Sir Charles Court served as a Member of the WA Parliament for 29 years from 1974 until 1982 and is famed for his hand in WA's mining boom. Sir Charles was a strong advocate for WA and a man who defended the right of the State to manage its own affairs.
Sir Charles was also known for his divisive decisions including the close of the Perth-Fremantle railway service and his role in the Noonkanbah land-rights dispute which led to a low point between indigenous and government relations. Sir Charles Court died in 2007.
|Address:||St Georges Terrace, Perth, 6000|
|GPS Coordinates:||Lat: -31.953188|
Note: GPS Coordinates are approximate.
|Sub-Theme:||Government - State|
|Monument Designer:||Tony Jones & Ben Jones|
|Actual Monument Dedication Date:||Thursday 29th September, 2011|
Sir Charles Court
Sir Charles Court AK KCMG OBE
Sir Charles Court was a man of vision and creativity whose achievements ensured the prosperity of generations of Australians.
Born on 29 September 1911 to a working class family, he was an Australian champion cornet player in his teens, and participated in and conducted bands and orchestras. Aged 21, he started his own accountancy practice before joining in partnership to form Hendry, Rae and Court. He married Rita Steffanonio in 1936 and they had five sons : Victor, Barry, Kenneth, Richard and Geoffrey. Exceptional service during World War Two led the the award of the OBE.
Sir Charles became the Member for Nedlands in 1953. From 1959 to 1971 he was the Minister for Industrial Development and the North West, and held the Railways portfolio for eight years. Factory employment became the highest in WA`s history and railway trains and services were modernised.
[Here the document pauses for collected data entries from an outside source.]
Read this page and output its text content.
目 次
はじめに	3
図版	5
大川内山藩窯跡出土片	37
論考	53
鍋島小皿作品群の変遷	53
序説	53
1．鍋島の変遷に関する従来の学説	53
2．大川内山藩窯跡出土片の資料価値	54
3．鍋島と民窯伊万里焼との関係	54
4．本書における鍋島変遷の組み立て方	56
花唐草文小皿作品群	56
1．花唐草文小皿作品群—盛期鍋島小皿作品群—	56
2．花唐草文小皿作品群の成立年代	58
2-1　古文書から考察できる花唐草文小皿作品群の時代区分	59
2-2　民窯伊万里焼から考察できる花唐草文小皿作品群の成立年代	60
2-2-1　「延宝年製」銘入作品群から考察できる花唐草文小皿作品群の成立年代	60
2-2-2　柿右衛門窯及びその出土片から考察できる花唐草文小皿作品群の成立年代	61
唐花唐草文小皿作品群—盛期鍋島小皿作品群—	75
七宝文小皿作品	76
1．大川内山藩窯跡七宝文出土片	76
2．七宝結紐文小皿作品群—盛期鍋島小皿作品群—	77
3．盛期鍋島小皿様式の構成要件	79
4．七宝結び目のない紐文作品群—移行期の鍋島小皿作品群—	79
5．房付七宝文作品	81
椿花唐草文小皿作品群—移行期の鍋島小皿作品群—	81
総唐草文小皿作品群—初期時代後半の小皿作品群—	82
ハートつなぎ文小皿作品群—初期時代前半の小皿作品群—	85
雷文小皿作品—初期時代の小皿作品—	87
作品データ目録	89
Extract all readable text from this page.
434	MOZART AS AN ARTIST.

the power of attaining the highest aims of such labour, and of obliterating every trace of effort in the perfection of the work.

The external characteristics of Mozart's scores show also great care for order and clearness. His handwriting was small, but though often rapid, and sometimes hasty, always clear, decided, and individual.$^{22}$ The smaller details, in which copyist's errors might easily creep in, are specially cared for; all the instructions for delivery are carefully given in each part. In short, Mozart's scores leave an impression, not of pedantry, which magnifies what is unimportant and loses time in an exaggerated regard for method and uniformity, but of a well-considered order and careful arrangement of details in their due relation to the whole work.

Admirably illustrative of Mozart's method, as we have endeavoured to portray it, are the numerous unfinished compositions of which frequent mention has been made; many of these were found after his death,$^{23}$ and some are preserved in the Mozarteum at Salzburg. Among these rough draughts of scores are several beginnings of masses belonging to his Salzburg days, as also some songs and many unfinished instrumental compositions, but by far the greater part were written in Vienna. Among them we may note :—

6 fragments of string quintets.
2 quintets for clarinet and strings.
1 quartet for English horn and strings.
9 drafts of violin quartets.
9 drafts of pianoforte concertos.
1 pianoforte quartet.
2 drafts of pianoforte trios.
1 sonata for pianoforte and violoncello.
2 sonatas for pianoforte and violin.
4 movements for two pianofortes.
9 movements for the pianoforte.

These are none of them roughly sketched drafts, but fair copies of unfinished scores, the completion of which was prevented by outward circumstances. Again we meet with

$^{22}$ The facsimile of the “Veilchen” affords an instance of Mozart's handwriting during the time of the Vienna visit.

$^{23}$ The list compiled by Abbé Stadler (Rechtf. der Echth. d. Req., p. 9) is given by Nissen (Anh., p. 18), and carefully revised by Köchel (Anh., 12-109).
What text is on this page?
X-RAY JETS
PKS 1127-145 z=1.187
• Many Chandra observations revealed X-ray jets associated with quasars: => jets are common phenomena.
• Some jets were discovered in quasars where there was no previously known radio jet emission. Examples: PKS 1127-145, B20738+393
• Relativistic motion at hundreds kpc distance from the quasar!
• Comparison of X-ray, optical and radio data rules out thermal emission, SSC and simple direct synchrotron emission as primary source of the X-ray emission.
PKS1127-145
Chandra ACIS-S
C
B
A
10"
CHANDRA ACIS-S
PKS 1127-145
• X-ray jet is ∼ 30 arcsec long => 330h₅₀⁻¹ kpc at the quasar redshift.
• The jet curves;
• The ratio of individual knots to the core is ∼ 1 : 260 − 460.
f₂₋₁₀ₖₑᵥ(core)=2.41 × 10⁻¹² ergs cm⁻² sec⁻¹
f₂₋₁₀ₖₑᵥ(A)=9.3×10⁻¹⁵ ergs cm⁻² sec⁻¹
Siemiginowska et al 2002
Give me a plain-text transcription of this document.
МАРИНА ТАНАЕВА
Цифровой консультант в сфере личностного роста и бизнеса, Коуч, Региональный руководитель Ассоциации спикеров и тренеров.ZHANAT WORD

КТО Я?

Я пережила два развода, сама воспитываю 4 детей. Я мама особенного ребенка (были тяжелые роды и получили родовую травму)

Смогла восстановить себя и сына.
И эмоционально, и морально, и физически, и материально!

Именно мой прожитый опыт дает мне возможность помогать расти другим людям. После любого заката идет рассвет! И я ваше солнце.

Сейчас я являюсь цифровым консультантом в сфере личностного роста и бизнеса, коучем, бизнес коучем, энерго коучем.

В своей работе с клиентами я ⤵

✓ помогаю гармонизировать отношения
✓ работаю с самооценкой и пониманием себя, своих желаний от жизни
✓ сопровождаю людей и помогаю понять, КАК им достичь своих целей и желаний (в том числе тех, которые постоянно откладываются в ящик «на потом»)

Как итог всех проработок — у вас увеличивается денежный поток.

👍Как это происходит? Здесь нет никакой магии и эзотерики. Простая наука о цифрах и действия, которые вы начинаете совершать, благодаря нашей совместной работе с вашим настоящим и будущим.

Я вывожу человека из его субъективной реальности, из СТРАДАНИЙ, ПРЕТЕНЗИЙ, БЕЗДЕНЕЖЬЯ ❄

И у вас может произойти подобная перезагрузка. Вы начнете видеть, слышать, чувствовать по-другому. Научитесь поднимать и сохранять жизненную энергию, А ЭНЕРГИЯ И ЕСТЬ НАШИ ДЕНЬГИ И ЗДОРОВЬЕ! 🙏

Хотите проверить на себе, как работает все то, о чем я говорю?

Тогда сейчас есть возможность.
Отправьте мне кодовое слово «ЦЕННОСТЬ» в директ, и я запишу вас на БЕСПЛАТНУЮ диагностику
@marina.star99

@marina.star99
In agreements he negotiated to mine iron ore, mining companies built towns, ports, railways and roads to further his belief in permanent communities with access to first-class education, health and recreational facilities. He played a major part in decisions to dam the Ord River and to build a standard gauge railway from the Indian to Pacific Oceans.
In 1974, Sir Charles became the Premier, Treasure and the Minister for Economic and Regional Development, positions he held until he resigned as Member for Nedlands and Premier in January 1982.
While Premier, Australia`s first state legal aid legislation was passed, His Majesty`s Theatre was bought and renovated, the Art Gallery was built, and the WA Academy of Performing Arts established. Funding was improved for education, arts and culture and the Argyle Diamonds agreement was finalised.
In protracted negotiations to develop North West Shelf gas, Sir Charles fought to ensure Western Australia benefited from royalty income and that local companies provided two-thirds of construction work. When the domestic gas phase was completed it was the world`s biggest natural resource project and the largest engineering project in Australian history.
The remarkable number of his Australian and overseas awards was added to until his death on 22 December 2007, aged 96.
The inspiration for Sir Charles throughout his life was love of family, Western Australia and Australia.